The Centre's new sugar regime wherein states have to procure and distribute sugar on their own, has alarmed most states - including the Congress-ruled ones - who sought more time and money to adjust to it.
The new 'de-controlled' regime is set to start from June 1. But at a food ministry review meeting last week, even bigger states such as Uttar Pradesh, Gujarat, Maharashtra maintained that time is too short to adopt the new policy. The Centre has offered to give a subsidy of Rs. 18.50 per kg of sugar for public distribution system (PDS) supply. But the states have put forward the argument that this amount too is insufficient.

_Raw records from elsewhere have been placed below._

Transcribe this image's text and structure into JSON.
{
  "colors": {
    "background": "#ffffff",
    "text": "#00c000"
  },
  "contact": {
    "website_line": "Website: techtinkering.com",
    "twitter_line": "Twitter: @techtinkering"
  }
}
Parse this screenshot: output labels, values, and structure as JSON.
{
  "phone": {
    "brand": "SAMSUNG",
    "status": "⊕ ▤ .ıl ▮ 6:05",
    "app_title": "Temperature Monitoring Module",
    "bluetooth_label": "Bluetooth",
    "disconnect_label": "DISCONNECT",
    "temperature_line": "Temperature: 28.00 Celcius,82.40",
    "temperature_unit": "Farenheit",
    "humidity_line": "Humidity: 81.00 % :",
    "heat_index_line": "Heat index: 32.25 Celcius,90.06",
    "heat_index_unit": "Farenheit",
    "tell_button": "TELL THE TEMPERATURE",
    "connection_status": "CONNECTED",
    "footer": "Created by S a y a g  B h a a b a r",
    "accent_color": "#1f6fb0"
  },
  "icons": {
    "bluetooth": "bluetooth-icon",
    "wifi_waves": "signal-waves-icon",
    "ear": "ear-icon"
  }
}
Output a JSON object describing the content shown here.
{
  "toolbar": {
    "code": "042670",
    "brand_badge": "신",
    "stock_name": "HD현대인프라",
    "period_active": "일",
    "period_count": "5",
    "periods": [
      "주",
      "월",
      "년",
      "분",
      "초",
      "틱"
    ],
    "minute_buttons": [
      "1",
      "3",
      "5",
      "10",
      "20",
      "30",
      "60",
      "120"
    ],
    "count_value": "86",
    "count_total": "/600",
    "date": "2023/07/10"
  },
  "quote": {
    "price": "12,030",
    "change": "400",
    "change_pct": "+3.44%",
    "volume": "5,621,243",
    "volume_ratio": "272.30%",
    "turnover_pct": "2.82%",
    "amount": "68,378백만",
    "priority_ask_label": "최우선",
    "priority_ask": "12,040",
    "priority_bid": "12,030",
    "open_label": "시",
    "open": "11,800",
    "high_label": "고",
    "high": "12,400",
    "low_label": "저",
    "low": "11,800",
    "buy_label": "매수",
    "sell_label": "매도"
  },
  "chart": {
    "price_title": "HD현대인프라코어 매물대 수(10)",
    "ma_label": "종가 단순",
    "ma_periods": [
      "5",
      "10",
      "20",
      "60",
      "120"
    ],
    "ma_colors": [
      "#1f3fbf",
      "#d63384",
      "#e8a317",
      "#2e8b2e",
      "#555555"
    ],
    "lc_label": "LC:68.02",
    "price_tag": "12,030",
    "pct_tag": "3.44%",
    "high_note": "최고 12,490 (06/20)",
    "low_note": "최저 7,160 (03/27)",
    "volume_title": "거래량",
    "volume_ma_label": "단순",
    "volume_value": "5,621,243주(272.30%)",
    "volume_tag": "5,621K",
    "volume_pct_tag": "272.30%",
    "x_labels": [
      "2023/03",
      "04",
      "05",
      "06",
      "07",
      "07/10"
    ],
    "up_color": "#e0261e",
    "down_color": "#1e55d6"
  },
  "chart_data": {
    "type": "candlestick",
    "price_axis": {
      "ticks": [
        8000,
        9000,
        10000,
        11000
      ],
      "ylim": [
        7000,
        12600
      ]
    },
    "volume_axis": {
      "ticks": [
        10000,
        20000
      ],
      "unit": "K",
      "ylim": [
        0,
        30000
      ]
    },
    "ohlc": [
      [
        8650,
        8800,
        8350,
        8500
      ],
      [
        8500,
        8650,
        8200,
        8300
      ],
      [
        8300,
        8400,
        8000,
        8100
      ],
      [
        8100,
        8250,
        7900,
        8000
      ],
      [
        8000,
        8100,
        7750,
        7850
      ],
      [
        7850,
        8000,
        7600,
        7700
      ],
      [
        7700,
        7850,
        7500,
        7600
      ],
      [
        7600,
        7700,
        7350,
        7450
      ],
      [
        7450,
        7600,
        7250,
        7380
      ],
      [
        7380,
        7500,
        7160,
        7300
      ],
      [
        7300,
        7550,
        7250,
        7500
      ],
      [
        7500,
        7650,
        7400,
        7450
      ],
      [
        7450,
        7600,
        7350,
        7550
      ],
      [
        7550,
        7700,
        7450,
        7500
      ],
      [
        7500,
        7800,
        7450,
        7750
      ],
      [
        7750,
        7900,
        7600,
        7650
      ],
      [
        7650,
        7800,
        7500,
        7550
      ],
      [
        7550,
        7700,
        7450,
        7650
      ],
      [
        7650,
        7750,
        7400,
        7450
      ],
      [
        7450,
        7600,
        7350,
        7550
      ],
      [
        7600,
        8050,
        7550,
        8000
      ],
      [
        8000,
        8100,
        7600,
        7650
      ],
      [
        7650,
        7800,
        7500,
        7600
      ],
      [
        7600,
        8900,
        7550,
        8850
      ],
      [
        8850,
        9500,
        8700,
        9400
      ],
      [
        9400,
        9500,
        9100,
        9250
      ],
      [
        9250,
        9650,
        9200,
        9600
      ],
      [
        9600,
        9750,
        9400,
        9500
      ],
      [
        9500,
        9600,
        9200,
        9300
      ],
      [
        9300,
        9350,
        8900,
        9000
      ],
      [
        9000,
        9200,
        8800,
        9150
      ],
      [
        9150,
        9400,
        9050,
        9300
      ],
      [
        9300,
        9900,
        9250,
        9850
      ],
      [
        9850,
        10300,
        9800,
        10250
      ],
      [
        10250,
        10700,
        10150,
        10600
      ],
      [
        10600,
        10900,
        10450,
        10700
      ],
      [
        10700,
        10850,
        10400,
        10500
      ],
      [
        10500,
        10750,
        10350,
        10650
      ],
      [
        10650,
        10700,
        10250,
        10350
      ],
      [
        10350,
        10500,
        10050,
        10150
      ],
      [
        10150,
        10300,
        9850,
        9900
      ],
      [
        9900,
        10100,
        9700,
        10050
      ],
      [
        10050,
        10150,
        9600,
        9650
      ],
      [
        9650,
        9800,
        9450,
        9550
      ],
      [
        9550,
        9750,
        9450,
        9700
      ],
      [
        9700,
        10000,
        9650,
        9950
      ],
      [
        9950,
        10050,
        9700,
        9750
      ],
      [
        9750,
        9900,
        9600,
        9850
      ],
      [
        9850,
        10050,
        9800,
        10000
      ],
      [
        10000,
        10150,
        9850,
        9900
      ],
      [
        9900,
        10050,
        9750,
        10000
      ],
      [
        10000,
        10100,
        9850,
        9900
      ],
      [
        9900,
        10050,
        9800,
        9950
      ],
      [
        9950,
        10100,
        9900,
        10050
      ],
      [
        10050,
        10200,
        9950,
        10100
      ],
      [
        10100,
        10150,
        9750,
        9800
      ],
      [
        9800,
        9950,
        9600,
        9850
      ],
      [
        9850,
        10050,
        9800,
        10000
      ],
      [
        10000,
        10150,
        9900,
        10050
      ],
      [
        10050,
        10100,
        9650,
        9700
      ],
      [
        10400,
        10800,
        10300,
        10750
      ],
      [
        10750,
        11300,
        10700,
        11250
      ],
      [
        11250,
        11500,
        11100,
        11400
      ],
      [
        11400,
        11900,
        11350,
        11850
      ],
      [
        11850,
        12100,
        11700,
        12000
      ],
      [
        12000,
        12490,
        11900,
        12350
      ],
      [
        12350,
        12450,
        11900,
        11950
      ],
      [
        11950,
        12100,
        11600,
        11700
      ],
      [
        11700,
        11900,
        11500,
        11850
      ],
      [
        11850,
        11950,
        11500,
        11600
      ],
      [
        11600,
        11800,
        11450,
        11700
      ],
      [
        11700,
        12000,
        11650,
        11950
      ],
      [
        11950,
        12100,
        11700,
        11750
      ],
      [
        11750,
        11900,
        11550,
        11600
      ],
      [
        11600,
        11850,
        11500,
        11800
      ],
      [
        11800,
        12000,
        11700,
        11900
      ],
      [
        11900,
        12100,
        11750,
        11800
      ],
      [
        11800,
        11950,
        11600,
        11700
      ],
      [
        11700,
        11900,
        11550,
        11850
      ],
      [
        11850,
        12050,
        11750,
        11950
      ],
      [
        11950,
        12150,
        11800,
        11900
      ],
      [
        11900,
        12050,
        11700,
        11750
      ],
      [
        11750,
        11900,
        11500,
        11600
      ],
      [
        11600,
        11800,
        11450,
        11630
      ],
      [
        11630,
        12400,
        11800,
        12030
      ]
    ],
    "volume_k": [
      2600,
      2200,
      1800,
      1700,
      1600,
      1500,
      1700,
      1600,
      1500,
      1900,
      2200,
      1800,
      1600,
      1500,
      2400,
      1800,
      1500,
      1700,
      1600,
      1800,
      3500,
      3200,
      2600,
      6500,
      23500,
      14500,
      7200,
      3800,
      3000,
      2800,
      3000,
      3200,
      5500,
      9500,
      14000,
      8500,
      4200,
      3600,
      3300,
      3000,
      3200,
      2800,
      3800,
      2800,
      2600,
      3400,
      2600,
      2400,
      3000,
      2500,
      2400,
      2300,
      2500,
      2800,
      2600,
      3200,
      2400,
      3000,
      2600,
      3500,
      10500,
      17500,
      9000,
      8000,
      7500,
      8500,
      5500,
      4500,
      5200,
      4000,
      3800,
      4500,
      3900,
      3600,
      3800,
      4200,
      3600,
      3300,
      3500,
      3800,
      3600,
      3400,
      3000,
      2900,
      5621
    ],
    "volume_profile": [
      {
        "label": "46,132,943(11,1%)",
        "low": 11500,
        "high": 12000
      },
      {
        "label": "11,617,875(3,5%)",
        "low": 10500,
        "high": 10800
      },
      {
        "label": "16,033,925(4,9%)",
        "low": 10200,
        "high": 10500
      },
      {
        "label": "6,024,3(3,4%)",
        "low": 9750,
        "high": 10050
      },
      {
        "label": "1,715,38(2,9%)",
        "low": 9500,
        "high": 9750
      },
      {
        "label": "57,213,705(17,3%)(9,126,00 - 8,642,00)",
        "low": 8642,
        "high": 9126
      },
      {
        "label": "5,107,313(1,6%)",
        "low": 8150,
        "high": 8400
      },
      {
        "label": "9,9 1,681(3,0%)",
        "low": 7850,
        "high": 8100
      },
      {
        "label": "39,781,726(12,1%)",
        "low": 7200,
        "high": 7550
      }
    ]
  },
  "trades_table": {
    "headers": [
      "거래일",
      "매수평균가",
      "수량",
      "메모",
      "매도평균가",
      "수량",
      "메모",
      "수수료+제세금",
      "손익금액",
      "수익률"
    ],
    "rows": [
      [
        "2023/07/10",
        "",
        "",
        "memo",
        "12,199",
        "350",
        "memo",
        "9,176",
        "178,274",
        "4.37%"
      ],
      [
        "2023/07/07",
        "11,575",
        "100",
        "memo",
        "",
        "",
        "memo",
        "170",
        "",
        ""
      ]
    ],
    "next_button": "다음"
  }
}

The seven northeastern states, Andaman & Nicobar and Lakshadweep made it clear that given their special situations, a transition time of at least one year would be required.
The food ministry is now mulling the option of giving more subsidies to these states and Jammu & Kashmir to offset the actual expenses. This option is being explored even as the UPA government is desperately trying to cut subsidies on several other fronts.
The Centre has also offered to release the subsidy money in advance to all the states.
The Congress-led Assam government had, in fact, wanted to retain the Food Corporation of India (FCI)'s service and proposed that FCI should undertake all operations and the Centre should pass the subsidy amount directly to the food agency.
But the Centre is adamant about ending the "dependency culture" to give an incentive to states to develop their own food distribution machinery. Before implementing the sugar de-control policy, the Centre used to sell 2.7 million tonnes sugar annually to the states for PDS.
But in April, the Cabinet approved a key reform policy on sugar. Under this, sugar mills will not be required to hand over 10% of their product to the government and they will also be able to sell unlimited amount in open market.